Salir

        Se quedaron solos y en silencio unos minutos. No tenía muchas ganas de hablar y no se sentía incómoda. Jorge no había vuelto a leer. Estaba abstraído, mirando el papel pintado. Por fin se decidió a hacerle la pregunta.

        -Tú sabes por qué estamos aquí, ¿verdad? -dijo con tranquilidad. No tenía miedo de la respuesta. Realmente, hacía tiempo que no tenía miedo de casi nada.

        -Creo que sí -dijo él-. Pero, ¿qué más da?

        -¿No te quieres ir?

        -No lo sé. Me parece que no.

        -¿Crees que podríamos vernos fuera? ¿Y a Anna? De repente estoy empezando a agobiarme. ¿Por qué no nos vamos? Podemos ir a tomar algo. Conozco un sitio no muy lejos.

        -¿La Pista?

        -Sí, ¿lo conoces? Yo antes curraba cerca.

        -Lo conozco.

        -Pues, vámonos. Yo te invito.

        -No. Yo no puedo irme.

        -¿Por qué no?

        -Todo es culpa mía.

        Poco a poco le estaba empezando a irritar tanta autocompasión. Jorge tenía sus mismos defectos y por eso la estaba poniendo tan nerviosa. Anna tenía razón; eran unos cobardes.

        Se levantó de la silla, se colgó el bolso en bandolera y cogió su bolsa de deporte del suelo.

        -Somos iguales -le dijo-. Yo también me he pasado la vida culpándome de todo. Todo me sale mal y todo es por mi culpa, pero, sinceramente, ya me importa una mierda de quién sea la culpa. Deberías venirte conmigo. Da igual lo que hayas hecho. Lo que nos hayas hecho. ¡Apechuga! Levanta el culo de esa cama asquerosa y deja a Murakami para otro momento, tío. ¡Vente conmigo!

        -¡Pero no puedo!, tú no sabes…

        Las lágrimas le rodaban por las mejillas sin afeitar. Tiró el libro a un lado y se puso de pie. Ella le miró desde la puerta.

        -Me voy. Tú sabrás lo que haces. Al final todos estamos solos, pero me gustaría volver a verte. Adiós, Jorge, buena suerte.

        Salió de la habitación sin mirar atrás. Volvió a bajar las escaleras hacia la recepción vacía y se dirigió a la puerta en la que parpadeaba la luz verde con el nombre el hotel. “Vagabundo”. El nombre era adecuado. No pudo evitar un último vistazo a las escaleras por si él se hubiera decidido, pero allí solo había sombras. Atravesó la pesada puerta de cristal y el viento fresco envolvió su cuerpo.

        Alguien le estaba hablando: “Marta, ¿puede oírme? ¿Me escucha?” “Parece que responde”.

        Estaba tumbada en el suelo mojado. El semáforo en verde brillaba sobre su cabeza. A su derecha estaba el coche con la puerta abierta y el airbag desinflado. A su izquierda, un patinete eléctrico tirado en el suelo y una moto de gran cilindrada destrozada. La mujer de la ambulancia seguía hablándole: “Marta, ha tenido un accidente, pero, esté tranquila, vamos a llevarla ahora mismo al hospital”.

        Las lágrimas empezaron a empañarle los ojos.

       -¿Y la chica? -consiguió articular-, ¿y el hombre de la moto? -susurró con la voz quebrada.

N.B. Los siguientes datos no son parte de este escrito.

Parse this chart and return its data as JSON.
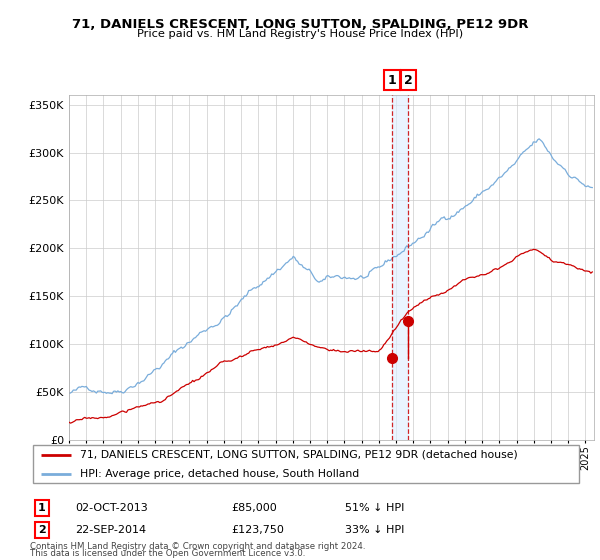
{
  "title1": "71, DANIELS CRESCENT, LONG SUTTON, SPALDING, PE12 9DR",
  "title2": "Price paid vs. HM Land Registry's House Price Index (HPI)",
  "legend_line1": "71, DANIELS CRESCENT, LONG SUTTON, SPALDING, PE12 9DR (detached house)",
  "legend_line2": "HPI: Average price, detached house, South Holland",
  "annotation1_date": "02-OCT-2013",
  "annotation1_price": "£85,000",
  "annotation1_hpi": "51% ↓ HPI",
  "annotation2_date": "22-SEP-2014",
  "annotation2_price": "£123,750",
  "annotation2_hpi": "33% ↓ HPI",
  "footnote1": "Contains HM Land Registry data © Crown copyright and database right 2024.",
  "footnote2": "This data is licensed under the Open Government Licence v3.0.",
  "hpi_color": "#7aaddb",
  "price_color": "#cc0000",
  "background_color": "#ffffff",
  "grid_color": "#cccccc",
  "ylim": [
    0,
    360000
  ],
  "xlim_start": 1995,
  "xlim_end": 2025.5,
  "sale1_x": 2013.75,
  "sale1_y": 85000,
  "sale2_x": 2014.72,
  "sale2_y": 123750,
  "vspan_color": "#ddeeff",
  "vspan_alpha": 0.6
}
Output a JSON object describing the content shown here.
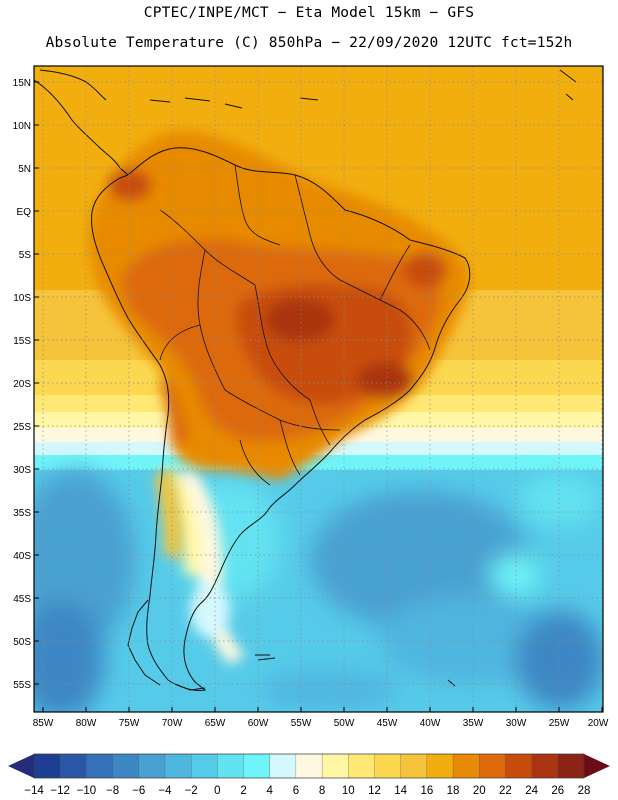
{
  "header": {
    "line1": "CPTEC/INPE/MCT −  Eta Model 15km − GFS",
    "line2": "Absolute Temperature (C) 850hPa − 22/09/2020 12UTC fct=152h"
  },
  "axes": {
    "lat_labels": [
      "15N",
      "10N",
      "5N",
      "EQ",
      "5S",
      "10S",
      "15S",
      "20S",
      "25S",
      "30S",
      "35S",
      "40S",
      "45S",
      "50S",
      "55S"
    ],
    "lon_labels": [
      "85W",
      "80W",
      "75W",
      "70W",
      "65W",
      "60W",
      "55W",
      "50W",
      "45W",
      "40W",
      "35W",
      "30W",
      "25W",
      "20W"
    ]
  },
  "legend": {
    "colors": [
      "#1e3e94",
      "#2a57a8",
      "#3571b8",
      "#3e87c5",
      "#49a0d2",
      "#4fb6e0",
      "#56cbe9",
      "#63e3f1",
      "#6ff5f9",
      "#d4f8fc",
      "#fff8e0",
      "#fff7a6",
      "#ffe873",
      "#fbd850",
      "#f5c43a",
      "#f2ae0e",
      "#e88a05",
      "#dc6a0a",
      "#c84d0c",
      "#aa3510",
      "#8b2414"
    ],
    "labels": [
      "−14",
      "−12",
      "−10",
      "−8",
      "−6",
      "−4",
      "−2",
      "0",
      "2",
      "4",
      "6",
      "8",
      "10",
      "12",
      "14",
      "16",
      "18",
      "20",
      "22",
      "24",
      "26",
      "28"
    ],
    "arrow_low": "#252d7a",
    "arrow_high": "#6d0b19"
  }
}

        La enfermera la miró algo desconcertada.

        -La chica está consciente, ya va camino del hospital. El hombre desgraciadamente está en parada, están intentando reanimarle.

        Sintió un nudo en la garganta y empezó a sollozar.

        -Jorge, vete -susurró-. ¡Sal de ahí! -gritó antes de volver a perder la consciencia.